A responsabilização do Estado pela sua morosidade
Num recente Acórdão datado de 18-12-2024, o Supremo Tribunal de Administrativo, doravante designado apenas por STA, reconheceu a responsabilidade do Estado pelos atrasos excessivos na tomada de decisões judiciais. Considerou o STA que a falta de uma decisão judicial em tempo razoável constitui um facto ilícito e culposo, de que podem resultar danos psicológicos e morais para os cidadãos e que devem ser indemnizados.
No processo n.º 01888/19.7BEPRT, um cidadão/recorrente propôs uma ação administrativa contra o ESTADO PORTUGUÊS e peticionou a condenação do Estado Português pela violação da sua obrigação de proferir uma decisão jurisdicional em prazo razoável. Segundo o STA, o “atraso da justiça consubstancia (…) um dano não patrimonial pelo atraso, pelo mau funcionamento do serviço que não proferiu a decisão judicial em prazo adequado.” Para este Tribunal, o simples facto de uma decisão judicial não ser proferida dentro de um prazo razoável pode, por si só, causar danos morais e psicológicos aos cidadãos, independentemente da existência de prejuízos patrimoniais diretos.
Além disso, considera, ainda, que este tipo de dano é presumido, ou seja, não é necessário apresentar prova do sofrimento causado pela incerteza e demora na resolução do litígio. Esta presunção de dano, poderá, no entanto, ser afastada se se demonstrar que a demora não resultou de uma falha do sistema judicial, mas sim da própria conduta da parte envolvida. Ou seja, é entendimento do STA que se o cidadão utilizou o processo como um meio para adiar intencionalmente uma obrigação, em vez de procurar uma decisão legítima sobre os seus direitos, então o atraso não pode ser atribuído ao mau funcionamento da justiça.
Contudo, no caso em análise entendeu-se que “mesmo que o A. tenha retirado um benefício material do atraso, como se argumenta na decisão, tal não pode considerar-se um fundamento válido para afastar a presunção de que a incerteza e o sofrimento associados ao atraso ilícito causaram o dano moral cuja compensação vem reclamada na ação e que o TEDH e este STA consideraram ser devidas pelo facto do atraso e não por prejuízos resultantes do atraso”.
Mais avança o STA que “(…) o que se analisa é a duração global do processo e o que se consubstancia ilicitude por mau funcionamento do serviço de justiça é o incumprimento de prazo máximos que se convencionaram adequados para proferir decisões em primeira instância e em termos globais. Logo, não se pode qualificar como mau funcionamento do serviço a existência de demoras em determinadas fases ou tramites processuais, quando, na globalidade, aqueles prazos máximos considerados razoáveis sejam respeitados”.

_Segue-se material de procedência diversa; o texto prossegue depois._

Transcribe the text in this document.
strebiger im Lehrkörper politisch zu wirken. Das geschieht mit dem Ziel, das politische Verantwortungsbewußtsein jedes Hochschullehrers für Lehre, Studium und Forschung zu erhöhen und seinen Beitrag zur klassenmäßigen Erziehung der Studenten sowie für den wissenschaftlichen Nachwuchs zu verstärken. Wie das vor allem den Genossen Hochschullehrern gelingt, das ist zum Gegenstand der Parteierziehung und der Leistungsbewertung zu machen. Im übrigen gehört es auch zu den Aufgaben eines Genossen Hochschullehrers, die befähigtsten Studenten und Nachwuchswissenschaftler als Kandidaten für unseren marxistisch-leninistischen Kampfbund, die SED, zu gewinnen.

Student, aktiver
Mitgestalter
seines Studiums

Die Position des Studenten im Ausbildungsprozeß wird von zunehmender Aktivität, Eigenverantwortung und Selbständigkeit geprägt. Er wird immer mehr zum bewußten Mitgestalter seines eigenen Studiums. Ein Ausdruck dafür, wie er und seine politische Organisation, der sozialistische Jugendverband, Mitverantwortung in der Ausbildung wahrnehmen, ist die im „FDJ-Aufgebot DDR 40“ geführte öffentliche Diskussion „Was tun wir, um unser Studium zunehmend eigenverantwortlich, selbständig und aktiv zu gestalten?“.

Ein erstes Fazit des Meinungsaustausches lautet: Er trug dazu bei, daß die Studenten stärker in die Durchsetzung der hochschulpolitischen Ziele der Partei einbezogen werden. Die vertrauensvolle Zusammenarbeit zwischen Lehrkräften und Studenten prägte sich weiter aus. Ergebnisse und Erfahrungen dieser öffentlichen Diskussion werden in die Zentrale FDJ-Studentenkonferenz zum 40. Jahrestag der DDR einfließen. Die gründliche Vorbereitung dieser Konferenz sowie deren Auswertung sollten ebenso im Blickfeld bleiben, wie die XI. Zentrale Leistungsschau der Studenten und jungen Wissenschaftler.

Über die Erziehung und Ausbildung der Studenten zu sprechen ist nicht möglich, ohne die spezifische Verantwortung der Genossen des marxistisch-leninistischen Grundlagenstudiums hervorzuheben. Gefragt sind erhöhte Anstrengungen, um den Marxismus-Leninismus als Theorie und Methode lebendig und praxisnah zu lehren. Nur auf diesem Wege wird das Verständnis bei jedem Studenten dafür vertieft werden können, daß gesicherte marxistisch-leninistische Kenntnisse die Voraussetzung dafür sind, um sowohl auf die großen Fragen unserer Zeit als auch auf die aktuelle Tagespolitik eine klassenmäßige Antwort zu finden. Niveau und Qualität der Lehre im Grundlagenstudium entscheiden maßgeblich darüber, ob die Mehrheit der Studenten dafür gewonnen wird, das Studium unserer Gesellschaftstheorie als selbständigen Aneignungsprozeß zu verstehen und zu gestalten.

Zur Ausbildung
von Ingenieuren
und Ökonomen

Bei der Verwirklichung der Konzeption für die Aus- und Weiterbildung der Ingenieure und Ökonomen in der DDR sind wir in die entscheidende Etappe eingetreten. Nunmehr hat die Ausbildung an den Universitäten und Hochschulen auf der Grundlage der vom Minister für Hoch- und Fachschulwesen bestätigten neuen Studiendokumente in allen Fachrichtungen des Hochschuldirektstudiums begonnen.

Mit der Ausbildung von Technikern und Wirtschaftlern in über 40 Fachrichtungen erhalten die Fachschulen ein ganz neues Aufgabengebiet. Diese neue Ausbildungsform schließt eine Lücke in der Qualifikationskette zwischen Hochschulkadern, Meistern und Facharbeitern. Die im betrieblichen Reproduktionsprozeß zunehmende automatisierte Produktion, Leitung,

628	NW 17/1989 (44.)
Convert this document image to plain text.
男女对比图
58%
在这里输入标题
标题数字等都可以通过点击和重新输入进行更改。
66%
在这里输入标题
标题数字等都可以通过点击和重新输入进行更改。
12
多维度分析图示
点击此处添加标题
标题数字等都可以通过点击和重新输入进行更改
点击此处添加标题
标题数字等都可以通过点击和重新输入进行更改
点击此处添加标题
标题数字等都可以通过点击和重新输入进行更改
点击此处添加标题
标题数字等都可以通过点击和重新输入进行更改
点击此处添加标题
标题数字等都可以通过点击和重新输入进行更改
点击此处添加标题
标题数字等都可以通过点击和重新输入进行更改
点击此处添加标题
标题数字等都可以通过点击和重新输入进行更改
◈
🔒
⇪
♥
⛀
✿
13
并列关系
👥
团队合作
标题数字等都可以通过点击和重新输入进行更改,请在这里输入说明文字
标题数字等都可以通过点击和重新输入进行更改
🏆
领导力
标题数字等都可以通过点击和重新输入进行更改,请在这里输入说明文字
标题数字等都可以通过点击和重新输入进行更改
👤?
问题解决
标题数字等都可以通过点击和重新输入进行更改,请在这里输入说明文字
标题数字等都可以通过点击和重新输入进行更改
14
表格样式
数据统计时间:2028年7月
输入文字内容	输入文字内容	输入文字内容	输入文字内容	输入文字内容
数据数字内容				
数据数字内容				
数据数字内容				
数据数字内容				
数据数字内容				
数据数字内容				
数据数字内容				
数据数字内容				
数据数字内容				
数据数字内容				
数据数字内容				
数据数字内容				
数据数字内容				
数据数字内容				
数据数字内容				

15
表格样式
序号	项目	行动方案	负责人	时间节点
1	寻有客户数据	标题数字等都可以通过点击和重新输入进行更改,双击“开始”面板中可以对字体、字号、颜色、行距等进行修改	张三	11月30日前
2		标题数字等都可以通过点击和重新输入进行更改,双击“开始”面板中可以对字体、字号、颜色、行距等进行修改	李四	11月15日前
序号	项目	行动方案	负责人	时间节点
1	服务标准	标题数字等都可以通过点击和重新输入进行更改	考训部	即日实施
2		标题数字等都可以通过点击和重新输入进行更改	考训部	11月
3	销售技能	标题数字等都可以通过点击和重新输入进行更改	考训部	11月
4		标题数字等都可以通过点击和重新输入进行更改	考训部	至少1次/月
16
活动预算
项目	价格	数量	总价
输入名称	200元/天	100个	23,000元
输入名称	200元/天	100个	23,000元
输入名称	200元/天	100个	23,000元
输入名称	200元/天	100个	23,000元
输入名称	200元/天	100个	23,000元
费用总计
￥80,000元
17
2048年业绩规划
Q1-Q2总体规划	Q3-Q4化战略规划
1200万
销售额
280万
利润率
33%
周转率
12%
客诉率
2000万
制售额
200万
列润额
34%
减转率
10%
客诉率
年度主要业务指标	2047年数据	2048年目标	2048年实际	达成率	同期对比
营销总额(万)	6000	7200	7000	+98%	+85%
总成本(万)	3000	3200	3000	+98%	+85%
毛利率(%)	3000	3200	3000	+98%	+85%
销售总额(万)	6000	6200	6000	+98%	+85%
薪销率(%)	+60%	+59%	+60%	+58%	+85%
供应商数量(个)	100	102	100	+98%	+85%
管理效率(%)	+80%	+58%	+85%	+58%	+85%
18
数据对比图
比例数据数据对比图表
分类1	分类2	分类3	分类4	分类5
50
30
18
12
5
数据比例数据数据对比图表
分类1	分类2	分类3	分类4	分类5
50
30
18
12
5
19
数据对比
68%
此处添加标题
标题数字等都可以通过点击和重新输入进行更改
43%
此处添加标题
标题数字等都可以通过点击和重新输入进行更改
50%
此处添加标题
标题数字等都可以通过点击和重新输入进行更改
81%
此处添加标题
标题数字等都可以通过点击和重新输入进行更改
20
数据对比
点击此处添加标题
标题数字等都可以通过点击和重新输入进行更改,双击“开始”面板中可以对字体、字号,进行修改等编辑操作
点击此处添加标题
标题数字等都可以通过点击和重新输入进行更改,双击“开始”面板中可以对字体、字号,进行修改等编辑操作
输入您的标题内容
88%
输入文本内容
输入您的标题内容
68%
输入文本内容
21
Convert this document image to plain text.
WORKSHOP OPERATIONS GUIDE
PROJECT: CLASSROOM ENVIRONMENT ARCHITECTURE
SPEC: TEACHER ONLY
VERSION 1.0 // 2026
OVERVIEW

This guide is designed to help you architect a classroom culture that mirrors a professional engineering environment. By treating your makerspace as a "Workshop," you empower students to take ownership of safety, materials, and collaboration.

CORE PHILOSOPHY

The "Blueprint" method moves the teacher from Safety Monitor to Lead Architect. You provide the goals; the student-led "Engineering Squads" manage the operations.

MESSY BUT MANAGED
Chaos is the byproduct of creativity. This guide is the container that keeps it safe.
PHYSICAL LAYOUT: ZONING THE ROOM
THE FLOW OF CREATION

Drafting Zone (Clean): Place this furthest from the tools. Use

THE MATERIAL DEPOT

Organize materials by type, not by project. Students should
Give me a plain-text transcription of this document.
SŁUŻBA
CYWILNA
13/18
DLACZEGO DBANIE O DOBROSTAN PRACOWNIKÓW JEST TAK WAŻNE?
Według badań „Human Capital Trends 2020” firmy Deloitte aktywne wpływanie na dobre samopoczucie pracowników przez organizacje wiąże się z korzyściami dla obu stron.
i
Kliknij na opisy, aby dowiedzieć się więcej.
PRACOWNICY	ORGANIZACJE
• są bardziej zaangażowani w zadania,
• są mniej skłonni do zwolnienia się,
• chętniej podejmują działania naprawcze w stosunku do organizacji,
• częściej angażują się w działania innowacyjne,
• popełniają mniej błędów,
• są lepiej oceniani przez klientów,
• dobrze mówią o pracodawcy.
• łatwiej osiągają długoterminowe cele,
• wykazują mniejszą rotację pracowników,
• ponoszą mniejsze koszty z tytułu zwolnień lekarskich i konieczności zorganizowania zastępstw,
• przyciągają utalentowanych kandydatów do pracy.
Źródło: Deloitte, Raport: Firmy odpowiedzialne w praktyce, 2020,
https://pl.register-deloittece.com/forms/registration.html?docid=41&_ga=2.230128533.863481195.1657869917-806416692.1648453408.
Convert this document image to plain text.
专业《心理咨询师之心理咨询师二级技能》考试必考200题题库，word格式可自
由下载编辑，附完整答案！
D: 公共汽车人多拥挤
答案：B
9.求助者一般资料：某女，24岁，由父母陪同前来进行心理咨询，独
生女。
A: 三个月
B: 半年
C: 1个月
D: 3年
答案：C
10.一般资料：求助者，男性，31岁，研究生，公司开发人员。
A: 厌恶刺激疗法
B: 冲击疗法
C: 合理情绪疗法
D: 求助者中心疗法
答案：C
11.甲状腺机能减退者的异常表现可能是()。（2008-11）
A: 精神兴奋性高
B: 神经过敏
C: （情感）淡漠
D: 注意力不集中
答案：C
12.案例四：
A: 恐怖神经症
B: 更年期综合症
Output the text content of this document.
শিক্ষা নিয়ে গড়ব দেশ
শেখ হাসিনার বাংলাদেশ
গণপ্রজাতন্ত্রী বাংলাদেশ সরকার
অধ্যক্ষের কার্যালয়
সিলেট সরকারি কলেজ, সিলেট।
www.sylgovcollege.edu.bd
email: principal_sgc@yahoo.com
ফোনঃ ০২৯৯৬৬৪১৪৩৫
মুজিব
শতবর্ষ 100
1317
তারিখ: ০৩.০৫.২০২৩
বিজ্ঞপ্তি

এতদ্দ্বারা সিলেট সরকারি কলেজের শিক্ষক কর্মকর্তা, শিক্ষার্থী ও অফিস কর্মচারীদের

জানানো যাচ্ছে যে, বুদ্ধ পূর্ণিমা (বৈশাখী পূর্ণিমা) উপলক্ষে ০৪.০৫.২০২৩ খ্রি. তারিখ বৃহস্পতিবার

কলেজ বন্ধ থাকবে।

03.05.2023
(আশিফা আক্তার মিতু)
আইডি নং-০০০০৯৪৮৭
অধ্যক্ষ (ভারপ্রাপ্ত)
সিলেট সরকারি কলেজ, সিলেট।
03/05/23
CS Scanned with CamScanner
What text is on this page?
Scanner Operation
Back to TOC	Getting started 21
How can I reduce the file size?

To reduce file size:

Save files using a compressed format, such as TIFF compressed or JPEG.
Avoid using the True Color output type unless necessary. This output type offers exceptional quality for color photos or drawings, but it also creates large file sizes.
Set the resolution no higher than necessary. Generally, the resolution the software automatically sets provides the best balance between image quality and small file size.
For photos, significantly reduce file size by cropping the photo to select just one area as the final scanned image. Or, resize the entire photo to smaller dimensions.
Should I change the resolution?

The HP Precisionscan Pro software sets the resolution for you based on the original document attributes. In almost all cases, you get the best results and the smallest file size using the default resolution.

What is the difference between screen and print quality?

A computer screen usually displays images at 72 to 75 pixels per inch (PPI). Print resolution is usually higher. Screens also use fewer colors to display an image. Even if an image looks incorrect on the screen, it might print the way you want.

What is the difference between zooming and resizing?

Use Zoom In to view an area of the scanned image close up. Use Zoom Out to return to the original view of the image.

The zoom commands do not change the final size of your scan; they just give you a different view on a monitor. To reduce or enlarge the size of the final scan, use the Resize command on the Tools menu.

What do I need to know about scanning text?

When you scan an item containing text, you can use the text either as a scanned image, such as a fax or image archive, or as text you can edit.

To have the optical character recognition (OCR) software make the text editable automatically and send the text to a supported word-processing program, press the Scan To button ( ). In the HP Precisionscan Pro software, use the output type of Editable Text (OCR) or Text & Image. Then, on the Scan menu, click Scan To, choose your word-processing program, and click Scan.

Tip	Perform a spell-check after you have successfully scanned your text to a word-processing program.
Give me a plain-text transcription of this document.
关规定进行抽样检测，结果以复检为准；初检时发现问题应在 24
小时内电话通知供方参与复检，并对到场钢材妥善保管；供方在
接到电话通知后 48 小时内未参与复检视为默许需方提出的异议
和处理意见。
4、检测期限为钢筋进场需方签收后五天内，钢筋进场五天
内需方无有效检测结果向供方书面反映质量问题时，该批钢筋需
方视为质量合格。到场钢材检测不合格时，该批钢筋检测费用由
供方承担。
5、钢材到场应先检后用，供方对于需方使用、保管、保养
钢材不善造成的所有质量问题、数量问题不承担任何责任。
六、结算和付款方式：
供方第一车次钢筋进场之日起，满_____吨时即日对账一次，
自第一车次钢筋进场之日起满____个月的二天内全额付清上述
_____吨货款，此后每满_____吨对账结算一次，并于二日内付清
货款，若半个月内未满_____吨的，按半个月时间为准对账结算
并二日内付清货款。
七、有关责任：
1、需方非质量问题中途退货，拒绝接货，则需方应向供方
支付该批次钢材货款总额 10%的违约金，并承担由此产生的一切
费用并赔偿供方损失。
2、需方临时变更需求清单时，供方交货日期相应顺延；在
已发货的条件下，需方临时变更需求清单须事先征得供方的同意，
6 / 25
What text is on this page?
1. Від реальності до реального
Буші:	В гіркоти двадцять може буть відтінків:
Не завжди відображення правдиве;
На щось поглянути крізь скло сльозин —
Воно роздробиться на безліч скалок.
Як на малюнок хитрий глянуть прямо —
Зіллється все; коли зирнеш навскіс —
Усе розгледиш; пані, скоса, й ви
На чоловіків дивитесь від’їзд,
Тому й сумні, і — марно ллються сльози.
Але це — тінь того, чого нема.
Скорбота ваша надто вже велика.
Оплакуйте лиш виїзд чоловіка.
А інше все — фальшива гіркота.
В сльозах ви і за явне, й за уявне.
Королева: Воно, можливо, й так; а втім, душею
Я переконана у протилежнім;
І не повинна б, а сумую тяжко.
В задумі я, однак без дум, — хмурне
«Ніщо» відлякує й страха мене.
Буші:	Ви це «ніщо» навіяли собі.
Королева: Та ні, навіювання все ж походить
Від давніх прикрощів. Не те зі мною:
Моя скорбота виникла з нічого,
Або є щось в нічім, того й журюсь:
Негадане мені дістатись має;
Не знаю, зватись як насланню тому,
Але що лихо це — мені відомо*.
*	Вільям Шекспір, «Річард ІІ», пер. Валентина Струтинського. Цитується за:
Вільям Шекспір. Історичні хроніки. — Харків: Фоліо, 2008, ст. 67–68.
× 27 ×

Socorrendo-se da jurisprudência do Tribunal Europeu dos Direitos Humanos (TEDH), o STA veio considerar que um processo em primeira instância deve, em média, ser concluído em cerca de três anos para ser considerado de duração razoável. Quanto à duração total de um processo judicial, incluindo todas as instâncias, deve situar-se, em princípio, entre quatro e seis anos, embora sempre sujeito a uma análise casuística da complexidade do caso e do que possa ter contribuído para o desrespeito do prazo razoável para a emissão da decisão. A mais recente decisão do STA vem, deste modo, reconhecer a responsabilidade do Estado pelos atrasos excessivos na tomada de decisões judiciais, considerando que a falta de uma decisão judicial em tempo razoável constitui um facto ilícito e culposo, que pode resultar em danos psicológicos e morais para os cidadãos e que, como tal, devem ser indemnizados. Há, assim, um reconhecimento dos cidadãos a uma justiça célere e, nos casos que assim não suceda, de forma injustificada, à luz do entendimento do STA, terá como consequência a possibilidade de responsabilização do Estado pela morosidade na justiça. Saudamos esta posição do STA que reflete uma possível mudança de paradigma na tutela dos diretos dos cidadãos no que se refere a uma decisão em tempo razoável.